Ellos me sentaban en una esquina durante sus reuniones porque pensaban que una mujer embarazada de tristeza, con tratamientos médicos y sin apellido empresarial, no representaba amenaza.

Pero antes de casarme, yo había trabajado como auditora financiera en Guadalajara.

Y antes de dejar mi empleo por presión de Sebastián, había aprendido una cosa: el dinero sucio siempre deja huellas, aunque use zapatos italianos.

Primero fueron facturas duplicadas.

Luego, contratos con sobreprecios absurdos.

Después, nombres de empresas que compartían dirección con una tintorería cerrada en Apodaca.

Cuando encontré transferencias a una fundación infantil que nunca había entregado un solo peso a un hospital, supe que ya no se trataba solo de una familia cruel. Se trataba de gente capaz de robar hasta del dolor ajeno.

Así llegué a Lucía.

La primera vez que nos vimos, ella me preguntó:

—¿Está segura de querer denunciar a la familia de su esposo?

Yo le contesté:

—No. Estoy segura de querer proteger a mi hijo de ellos.

Ese día empezó la cuenta regresiva.

Yo no sabía que Sebastián traería a Camila a mi baby shower. No sabía que me empujaría delante de todos. No sabía que Teresa aplaudiría mientras yo caía.

Pero sí sabía que a las dos de la tarde la Fiscalía entraría a esa casa.

Y ellos, con su soberbia, hicieron el resto frente a una cámara.

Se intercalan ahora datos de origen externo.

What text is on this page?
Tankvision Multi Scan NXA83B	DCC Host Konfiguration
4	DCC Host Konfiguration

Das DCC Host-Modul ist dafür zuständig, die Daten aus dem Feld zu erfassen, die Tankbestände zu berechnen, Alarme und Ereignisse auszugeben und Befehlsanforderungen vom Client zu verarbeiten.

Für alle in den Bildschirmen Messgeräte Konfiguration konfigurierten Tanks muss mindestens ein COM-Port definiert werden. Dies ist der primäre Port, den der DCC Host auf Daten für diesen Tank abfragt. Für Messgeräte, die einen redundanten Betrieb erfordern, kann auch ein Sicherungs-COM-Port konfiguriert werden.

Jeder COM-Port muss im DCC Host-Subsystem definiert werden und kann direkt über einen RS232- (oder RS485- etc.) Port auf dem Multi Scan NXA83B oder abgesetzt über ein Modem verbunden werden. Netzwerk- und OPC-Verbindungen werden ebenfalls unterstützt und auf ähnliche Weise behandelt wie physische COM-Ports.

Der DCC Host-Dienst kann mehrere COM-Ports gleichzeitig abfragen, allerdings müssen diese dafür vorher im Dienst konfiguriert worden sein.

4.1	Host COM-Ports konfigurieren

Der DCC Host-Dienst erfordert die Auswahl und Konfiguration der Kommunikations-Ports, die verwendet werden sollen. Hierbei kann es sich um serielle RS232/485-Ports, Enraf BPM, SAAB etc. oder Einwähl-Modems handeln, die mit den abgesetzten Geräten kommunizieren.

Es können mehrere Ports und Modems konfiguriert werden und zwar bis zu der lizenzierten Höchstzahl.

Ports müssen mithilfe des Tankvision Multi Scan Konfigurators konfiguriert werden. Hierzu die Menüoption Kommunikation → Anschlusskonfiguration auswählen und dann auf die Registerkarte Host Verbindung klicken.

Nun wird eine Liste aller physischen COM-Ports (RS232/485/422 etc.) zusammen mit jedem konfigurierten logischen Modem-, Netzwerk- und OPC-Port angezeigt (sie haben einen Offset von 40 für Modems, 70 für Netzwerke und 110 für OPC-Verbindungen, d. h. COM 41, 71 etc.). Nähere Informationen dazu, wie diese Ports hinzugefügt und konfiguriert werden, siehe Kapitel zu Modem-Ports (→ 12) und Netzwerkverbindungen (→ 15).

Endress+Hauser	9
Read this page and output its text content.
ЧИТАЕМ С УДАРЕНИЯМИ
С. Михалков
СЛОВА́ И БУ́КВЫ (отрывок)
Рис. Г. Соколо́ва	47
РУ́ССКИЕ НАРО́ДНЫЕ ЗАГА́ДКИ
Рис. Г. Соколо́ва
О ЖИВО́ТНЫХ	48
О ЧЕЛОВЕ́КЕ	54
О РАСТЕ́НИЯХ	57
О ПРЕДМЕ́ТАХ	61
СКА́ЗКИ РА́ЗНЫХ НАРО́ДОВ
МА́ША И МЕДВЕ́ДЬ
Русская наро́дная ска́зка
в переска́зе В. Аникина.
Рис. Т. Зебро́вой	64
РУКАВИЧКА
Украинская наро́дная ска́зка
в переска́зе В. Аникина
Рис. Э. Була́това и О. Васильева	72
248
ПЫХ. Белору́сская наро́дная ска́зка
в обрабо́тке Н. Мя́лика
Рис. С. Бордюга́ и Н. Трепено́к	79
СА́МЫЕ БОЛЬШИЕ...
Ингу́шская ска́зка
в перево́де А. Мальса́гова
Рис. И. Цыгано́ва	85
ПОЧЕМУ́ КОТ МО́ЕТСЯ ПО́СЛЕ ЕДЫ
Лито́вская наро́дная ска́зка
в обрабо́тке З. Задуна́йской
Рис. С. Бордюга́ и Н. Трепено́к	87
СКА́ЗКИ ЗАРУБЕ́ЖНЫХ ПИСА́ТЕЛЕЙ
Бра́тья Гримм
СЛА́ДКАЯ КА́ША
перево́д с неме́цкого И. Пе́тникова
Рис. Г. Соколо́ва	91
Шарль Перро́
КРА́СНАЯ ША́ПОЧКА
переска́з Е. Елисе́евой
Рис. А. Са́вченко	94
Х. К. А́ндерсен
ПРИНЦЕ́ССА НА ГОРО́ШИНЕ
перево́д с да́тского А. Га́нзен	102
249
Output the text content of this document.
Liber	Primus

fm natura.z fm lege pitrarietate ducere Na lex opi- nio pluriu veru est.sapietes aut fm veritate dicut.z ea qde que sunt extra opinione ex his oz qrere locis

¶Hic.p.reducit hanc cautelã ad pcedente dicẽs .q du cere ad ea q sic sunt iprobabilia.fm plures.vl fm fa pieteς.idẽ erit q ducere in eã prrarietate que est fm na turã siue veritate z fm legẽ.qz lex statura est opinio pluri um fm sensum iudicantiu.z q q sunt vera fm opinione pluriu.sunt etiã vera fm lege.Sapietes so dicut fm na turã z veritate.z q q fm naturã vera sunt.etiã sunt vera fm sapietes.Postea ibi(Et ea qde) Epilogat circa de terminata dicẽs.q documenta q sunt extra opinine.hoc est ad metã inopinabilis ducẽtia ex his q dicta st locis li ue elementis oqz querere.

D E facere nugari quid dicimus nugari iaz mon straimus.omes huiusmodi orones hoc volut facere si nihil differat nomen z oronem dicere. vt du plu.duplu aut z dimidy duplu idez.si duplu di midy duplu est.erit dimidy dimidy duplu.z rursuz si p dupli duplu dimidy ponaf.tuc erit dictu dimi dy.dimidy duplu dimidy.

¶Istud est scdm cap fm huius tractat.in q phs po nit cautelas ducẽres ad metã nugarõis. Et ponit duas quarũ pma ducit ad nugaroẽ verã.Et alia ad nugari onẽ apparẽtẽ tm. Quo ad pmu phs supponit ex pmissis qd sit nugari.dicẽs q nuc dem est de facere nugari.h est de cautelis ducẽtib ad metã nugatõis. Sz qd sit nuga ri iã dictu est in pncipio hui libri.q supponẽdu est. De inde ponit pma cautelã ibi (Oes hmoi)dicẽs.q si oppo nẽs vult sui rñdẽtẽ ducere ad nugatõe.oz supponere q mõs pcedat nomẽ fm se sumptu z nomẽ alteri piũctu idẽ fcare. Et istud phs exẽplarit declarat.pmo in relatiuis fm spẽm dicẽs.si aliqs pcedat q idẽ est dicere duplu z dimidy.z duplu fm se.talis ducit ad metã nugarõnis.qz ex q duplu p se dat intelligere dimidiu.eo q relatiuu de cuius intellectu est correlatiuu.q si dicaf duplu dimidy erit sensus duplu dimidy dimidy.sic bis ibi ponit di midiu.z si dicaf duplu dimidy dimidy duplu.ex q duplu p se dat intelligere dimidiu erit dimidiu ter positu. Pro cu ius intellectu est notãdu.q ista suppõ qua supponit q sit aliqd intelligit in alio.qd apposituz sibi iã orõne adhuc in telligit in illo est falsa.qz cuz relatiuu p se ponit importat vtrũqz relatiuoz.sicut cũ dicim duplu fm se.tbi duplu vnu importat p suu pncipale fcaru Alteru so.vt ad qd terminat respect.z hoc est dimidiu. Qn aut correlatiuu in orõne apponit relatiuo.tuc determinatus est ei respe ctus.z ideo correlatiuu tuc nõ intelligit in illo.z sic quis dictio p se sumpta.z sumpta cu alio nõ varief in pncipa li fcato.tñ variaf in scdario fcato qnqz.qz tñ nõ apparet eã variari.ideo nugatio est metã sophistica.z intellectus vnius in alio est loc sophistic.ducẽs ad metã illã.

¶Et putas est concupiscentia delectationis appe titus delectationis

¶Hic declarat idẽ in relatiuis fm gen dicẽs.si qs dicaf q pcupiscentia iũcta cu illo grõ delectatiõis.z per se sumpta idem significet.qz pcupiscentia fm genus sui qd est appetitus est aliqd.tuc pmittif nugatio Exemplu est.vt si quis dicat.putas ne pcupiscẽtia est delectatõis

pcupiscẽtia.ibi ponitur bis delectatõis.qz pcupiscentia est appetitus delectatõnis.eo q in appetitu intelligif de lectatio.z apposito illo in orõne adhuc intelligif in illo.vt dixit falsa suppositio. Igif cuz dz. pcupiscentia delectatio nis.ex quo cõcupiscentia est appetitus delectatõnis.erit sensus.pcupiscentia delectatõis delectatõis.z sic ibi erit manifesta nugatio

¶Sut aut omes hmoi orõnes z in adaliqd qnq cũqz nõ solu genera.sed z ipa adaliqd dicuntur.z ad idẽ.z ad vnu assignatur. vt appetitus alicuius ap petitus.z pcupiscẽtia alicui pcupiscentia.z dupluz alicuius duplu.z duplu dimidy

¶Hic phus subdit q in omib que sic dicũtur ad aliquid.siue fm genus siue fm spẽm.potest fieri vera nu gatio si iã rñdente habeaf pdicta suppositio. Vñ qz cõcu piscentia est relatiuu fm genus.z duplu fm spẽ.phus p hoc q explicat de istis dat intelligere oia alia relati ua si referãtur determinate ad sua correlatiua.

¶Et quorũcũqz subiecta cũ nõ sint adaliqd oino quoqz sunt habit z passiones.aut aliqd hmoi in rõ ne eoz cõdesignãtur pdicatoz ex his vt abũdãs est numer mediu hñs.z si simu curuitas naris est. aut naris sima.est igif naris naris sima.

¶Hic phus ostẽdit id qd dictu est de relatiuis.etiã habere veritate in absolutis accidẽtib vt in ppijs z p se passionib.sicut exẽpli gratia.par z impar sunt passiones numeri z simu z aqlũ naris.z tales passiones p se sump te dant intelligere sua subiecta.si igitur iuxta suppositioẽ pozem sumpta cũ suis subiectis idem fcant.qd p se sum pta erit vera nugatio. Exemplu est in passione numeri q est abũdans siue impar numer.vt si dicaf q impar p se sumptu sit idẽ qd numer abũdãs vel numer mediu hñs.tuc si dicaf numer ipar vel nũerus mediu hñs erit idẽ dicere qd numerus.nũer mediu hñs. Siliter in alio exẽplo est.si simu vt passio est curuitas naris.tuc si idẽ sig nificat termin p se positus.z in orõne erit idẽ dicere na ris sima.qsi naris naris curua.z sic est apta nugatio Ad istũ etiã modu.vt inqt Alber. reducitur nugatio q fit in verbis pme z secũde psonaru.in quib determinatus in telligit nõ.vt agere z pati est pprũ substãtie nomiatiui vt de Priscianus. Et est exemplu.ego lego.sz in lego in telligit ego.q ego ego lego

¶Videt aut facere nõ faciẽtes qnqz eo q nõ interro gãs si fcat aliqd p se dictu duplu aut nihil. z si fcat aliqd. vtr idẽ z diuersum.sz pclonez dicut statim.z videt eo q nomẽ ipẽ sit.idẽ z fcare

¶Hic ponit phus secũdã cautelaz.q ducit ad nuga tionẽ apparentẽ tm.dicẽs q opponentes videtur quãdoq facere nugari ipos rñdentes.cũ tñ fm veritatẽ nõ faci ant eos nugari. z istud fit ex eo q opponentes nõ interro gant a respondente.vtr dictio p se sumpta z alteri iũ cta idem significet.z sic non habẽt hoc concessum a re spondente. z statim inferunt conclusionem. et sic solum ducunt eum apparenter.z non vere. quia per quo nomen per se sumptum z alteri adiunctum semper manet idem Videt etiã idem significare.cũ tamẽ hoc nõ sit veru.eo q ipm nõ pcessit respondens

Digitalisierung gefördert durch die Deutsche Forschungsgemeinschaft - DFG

—Mariana —dijo Sebastián de pronto.

Su voz sonó pequeña. Casi infantil.

Los agentes aún no lo habían esposado. Estaba parado junto a Camila, pero ella ya se había alejado de él lo suficiente para negar cualquier vínculo si alguien preguntaba.

—Mariana, amor, mírame.

Yo no quería, pero lo hice.

Tenía el rostro húmedo, la camisa arrugada y una mancha de betún azul en la manga. El príncipe de los Aldama parecía un niño perdido en un supermercado.

—Esto se puede arreglar —dijo—. Tú y yo podemos hablar. Fue un momento de enojo. Yo no quise lastimarte. Estaba presionado por mi papá, por la empresa, por todo…

—¿Y Camila? —pregunté.

Él la miró apenas.

Camila levantó las manos.

—Yo no sabía nada de negocios. Sebastián me dijo que estaba separado.

Un murmullo burlón cruzó la sala. Todos sabían que mentía.

Lucía revisó otra hoja.

—Camila Ríos, también queda detenida por encubrimiento y participación en movimientos financieros relacionados con una cuenta secundaria a nombre de Servicios del Norte Integral.

Camila empezó a llorar.

—¡No! ¡Yo solo firmé lo que Sebastián me pidió!

Sebastián se giró hacia ella.

—¡Cállate!

—¡Tú me dijiste que era para comprar el departamento de Valle Oriente! —gritó ella—. ¡Tú me dijiste que tu esposa era una loca que nunca iba a poder probar nada!

La frase cayó sobre mí, pero ya no dolió.

Hay humillaciones que llegan tarde, cuando una ya cambió la cerradura del corazón.

Dos agentes sujetaron a Sebastián.

—Sebastián Aldama —dijo Lucía—, queda detenido por falsificación de documentos, fraude corporativo, violencia familiar agravada contra una mujer embarazada y encubrimiento.

Él se resistió.

—¡No! ¡Soy su esposo! ¡Ella no va a declarar contra mí!

Lucía lo miró con una frialdad perfecta.